Scandale à l'hôpital : 50 médecins sommés de rembourser des millions d'euros de primes
La décision frappe de plein fouet les professionnels de santé de Seine-et-Marne. D'origine étrangère, des spécialistes indispensables au fonctionnement de notre système de soins voient leurs finances personnelles gravement menacées par une exigence inattendue de l'administration hospitalière. La pérennité de l'offre sur tout un pan du territoire se retrouve directement fragilisée par ce conflit financier complexe.
L'événement : une onde de choc financière pour 50 praticiens du GHEF
Une cinquantaine de professionnels exerçant au Grand Hôpital de l'Est Francilien (GHEF) vient de recevoir des titres de perception émis par le Trésor public. Ce document administratif formel exige le reversement immédiat des primes de recrutement et de fidélisation perçues lors des deux dernières années.
L'établissement inique, selon LCI, que "ces primes n'auraient aucune valeur légale." Pourtant, la chaîne d'information assure qu'elles figuraient bien dans les contrats des médecins concernés par cette injustice.
Le montant global réclamé par l'établissement s'élève à 2,7 millions d'euros. Individuellement, la note varie de 30 000 euros à 80 000 euros pour ces radiologues et anesthésistes, effaçant d'un trait plusieurs années d'économies accumulées.
Face à cette injonction, les équipes soignantes crient à la trahison de la part de leur employeur. Un collectif s'est rapidement structuré pour porter l'affaire devant la justice et contester fermement ces remboursements. "C'est du n'importe quoi, on a travaillé, on a sauvé des vies, et aujourd'hui on nous demande de rendre l'argent qui nous a permis de vivre", s'indigne un praticien concerné lors d'une interview accordée anonymement à LCI, illustrant la colère ambiante.
Un imbroglio juridique entre pénurie de personnel et rigueur comptable
La genèse de ce litige remonte à la difficile période post-Covid.
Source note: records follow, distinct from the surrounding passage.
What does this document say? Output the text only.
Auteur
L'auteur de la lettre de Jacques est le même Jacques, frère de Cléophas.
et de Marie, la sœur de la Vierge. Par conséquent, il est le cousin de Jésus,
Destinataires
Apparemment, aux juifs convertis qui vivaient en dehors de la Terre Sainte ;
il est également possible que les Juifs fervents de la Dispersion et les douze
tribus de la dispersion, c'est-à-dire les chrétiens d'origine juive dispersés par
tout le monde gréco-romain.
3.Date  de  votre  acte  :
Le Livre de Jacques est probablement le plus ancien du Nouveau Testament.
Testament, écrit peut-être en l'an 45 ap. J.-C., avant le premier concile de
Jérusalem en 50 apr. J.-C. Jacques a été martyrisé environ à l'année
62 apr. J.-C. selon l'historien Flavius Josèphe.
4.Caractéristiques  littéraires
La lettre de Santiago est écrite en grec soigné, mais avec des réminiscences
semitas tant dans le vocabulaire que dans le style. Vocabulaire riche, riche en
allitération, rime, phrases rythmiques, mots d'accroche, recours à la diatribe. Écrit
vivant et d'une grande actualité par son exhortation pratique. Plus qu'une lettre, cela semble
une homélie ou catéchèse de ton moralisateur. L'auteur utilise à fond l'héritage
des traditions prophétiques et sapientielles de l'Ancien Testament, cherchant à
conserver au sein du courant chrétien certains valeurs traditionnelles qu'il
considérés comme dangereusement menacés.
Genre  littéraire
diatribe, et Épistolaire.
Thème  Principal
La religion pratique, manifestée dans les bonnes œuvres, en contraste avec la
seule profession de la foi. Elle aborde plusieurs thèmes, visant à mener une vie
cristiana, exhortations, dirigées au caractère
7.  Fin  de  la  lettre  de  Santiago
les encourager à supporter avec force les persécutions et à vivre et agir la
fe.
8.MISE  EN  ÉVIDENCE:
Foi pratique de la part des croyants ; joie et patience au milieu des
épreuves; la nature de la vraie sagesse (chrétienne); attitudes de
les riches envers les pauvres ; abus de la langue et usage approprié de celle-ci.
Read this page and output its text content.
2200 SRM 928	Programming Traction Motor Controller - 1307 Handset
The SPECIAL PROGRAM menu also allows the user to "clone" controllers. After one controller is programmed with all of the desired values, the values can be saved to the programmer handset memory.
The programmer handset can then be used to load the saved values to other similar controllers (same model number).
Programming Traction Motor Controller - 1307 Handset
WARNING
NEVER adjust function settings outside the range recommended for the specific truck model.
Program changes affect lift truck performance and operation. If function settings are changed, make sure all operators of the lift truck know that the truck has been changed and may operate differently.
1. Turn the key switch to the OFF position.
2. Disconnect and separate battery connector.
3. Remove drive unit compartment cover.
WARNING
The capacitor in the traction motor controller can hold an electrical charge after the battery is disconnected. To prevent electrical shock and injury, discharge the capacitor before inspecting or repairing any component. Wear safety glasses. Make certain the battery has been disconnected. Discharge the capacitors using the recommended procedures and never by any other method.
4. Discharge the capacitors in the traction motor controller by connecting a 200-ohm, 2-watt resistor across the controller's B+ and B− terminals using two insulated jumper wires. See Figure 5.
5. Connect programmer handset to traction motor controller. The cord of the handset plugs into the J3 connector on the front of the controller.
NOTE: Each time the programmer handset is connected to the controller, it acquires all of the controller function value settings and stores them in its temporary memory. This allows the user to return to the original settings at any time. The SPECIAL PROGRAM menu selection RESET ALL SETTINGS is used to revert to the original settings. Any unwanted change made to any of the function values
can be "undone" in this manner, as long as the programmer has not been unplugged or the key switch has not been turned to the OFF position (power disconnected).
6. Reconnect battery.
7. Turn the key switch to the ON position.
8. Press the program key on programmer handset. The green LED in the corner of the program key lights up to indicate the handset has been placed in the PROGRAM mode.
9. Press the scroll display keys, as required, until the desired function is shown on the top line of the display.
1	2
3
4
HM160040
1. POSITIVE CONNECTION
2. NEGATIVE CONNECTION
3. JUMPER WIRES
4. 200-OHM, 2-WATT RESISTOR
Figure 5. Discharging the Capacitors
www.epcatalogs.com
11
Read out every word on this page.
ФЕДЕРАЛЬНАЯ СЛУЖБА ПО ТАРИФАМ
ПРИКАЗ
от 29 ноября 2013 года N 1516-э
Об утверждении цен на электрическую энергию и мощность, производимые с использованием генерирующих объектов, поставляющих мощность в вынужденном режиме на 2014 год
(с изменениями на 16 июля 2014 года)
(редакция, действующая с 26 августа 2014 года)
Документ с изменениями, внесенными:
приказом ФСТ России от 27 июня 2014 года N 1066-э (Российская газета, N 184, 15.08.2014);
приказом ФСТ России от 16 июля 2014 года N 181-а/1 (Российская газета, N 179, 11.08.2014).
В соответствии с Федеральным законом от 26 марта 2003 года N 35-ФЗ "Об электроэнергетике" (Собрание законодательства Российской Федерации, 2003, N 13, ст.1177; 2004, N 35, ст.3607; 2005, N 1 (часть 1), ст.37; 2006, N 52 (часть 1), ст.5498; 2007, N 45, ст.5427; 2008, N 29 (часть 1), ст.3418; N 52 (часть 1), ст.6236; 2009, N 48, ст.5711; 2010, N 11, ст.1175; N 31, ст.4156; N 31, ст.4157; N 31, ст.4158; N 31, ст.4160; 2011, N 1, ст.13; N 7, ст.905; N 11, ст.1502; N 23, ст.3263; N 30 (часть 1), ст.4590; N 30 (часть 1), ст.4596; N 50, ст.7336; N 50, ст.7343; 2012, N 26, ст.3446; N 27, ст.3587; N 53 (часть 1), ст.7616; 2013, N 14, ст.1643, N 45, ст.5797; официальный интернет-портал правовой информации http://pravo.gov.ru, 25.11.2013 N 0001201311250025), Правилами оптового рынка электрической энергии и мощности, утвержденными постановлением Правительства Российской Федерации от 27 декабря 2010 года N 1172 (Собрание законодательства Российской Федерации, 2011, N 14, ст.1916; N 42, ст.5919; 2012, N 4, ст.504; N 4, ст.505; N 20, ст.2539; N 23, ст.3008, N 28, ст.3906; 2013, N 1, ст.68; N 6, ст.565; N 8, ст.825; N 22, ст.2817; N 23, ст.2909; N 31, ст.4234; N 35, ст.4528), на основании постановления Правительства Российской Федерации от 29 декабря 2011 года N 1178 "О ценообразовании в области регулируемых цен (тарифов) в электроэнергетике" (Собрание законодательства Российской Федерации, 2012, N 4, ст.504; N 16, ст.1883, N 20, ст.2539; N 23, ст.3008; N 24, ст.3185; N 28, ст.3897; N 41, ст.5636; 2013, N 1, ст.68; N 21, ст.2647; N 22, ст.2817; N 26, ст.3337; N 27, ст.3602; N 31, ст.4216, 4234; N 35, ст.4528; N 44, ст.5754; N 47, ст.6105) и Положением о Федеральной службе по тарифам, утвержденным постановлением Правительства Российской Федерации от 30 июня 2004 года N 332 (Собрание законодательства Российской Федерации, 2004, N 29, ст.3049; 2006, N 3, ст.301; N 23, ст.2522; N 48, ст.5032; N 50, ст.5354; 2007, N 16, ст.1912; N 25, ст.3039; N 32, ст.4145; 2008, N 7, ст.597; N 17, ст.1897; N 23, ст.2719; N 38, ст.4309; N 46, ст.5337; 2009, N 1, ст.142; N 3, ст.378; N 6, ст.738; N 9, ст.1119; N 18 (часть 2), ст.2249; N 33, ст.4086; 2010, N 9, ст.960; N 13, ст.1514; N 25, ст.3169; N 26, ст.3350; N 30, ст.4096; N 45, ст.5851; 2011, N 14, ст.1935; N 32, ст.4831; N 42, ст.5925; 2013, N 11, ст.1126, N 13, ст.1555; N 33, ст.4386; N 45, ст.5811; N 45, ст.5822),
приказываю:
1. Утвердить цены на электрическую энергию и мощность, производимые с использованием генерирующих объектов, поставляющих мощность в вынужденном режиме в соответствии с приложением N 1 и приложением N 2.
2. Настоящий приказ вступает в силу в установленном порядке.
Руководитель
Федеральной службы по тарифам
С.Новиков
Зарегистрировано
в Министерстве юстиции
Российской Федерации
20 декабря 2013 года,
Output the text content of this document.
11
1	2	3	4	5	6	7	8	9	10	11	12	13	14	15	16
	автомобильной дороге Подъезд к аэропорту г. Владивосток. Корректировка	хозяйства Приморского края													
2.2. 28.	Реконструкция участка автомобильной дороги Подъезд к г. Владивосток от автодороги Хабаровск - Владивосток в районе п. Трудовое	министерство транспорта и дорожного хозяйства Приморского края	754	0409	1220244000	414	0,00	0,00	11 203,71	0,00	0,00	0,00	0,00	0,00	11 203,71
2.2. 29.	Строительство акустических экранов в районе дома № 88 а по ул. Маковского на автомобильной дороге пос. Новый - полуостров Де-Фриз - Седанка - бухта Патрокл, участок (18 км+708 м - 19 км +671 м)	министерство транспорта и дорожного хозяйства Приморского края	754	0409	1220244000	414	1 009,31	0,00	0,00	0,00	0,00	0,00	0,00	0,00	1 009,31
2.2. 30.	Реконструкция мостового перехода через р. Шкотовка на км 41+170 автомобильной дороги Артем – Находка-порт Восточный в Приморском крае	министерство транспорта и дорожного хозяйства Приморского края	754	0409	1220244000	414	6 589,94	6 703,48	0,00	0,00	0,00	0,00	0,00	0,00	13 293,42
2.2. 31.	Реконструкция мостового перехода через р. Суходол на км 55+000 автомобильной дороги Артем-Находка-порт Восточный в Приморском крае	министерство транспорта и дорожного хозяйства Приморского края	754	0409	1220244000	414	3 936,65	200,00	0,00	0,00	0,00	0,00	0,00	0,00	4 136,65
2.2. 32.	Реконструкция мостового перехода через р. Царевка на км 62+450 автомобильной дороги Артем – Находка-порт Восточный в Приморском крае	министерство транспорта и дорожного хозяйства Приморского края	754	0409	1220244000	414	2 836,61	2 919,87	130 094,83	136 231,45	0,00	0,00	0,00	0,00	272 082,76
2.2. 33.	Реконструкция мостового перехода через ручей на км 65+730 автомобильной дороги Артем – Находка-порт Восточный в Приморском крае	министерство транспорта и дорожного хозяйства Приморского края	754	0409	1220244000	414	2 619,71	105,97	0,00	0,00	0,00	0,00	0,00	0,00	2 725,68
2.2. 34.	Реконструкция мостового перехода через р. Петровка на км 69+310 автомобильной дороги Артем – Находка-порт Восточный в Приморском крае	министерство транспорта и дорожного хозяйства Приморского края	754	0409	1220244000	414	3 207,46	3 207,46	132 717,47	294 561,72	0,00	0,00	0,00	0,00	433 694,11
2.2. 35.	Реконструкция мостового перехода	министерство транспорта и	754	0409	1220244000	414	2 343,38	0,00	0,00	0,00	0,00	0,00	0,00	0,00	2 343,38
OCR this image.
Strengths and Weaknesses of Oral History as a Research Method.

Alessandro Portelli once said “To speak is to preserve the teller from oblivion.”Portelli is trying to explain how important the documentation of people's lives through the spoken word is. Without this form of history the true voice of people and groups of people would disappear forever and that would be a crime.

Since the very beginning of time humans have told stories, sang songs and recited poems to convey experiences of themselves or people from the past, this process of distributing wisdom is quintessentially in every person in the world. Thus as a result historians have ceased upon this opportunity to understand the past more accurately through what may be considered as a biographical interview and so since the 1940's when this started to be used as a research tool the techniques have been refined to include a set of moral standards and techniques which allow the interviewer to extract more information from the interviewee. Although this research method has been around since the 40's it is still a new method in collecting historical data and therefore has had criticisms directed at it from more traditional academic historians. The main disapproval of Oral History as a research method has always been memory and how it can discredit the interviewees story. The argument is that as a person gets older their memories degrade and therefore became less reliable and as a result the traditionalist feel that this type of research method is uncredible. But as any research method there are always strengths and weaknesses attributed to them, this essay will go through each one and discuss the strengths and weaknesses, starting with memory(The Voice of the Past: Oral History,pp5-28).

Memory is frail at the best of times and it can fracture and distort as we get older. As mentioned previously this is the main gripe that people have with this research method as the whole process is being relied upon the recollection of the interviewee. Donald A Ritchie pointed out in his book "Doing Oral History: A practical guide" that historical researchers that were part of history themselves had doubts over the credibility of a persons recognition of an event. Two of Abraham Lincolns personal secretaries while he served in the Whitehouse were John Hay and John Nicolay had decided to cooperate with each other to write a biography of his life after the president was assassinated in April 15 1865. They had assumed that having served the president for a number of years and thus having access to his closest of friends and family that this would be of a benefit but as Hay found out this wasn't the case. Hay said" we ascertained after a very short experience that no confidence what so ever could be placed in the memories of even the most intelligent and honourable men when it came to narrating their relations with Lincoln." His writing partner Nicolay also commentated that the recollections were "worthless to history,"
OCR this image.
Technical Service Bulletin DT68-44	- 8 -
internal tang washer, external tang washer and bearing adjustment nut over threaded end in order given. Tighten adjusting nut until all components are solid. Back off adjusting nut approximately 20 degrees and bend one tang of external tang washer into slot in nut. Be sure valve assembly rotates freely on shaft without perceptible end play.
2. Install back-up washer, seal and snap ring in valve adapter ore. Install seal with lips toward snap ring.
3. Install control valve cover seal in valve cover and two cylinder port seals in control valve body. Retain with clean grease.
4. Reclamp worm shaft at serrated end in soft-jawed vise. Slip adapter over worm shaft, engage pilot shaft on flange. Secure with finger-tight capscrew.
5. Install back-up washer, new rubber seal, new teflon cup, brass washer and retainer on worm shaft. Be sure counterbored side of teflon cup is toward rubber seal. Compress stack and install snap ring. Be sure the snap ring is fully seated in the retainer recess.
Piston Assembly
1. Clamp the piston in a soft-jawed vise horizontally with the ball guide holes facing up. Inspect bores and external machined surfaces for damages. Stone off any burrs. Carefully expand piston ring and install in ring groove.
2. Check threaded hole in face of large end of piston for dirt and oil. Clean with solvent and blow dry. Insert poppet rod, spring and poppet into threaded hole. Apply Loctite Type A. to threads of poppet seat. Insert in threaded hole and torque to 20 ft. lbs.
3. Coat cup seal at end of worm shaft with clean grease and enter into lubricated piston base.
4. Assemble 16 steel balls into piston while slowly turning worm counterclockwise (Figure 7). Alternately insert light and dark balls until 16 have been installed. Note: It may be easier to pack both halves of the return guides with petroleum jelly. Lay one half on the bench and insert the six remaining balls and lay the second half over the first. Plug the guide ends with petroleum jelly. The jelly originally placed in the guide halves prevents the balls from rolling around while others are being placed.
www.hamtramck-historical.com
Pour maintenir ses services ouverts face à une grave pénurie d'effectifs, l'ancienne direction du GHEF avait délibérément mis en place ces bonus financiers, assure LCI. La manœuvre servait à attirer des médecins à diplôme étranger, en attente d'équivalence en France, couramment désignés sous l'acronyme Padhue.
Selon les grilles tarifaires nationales, ces praticiens perçoivent un salaire de base très inférieur à celui de leurs confrères français, alors qu'ils assument des responsabilités strictement identiques au quotidien.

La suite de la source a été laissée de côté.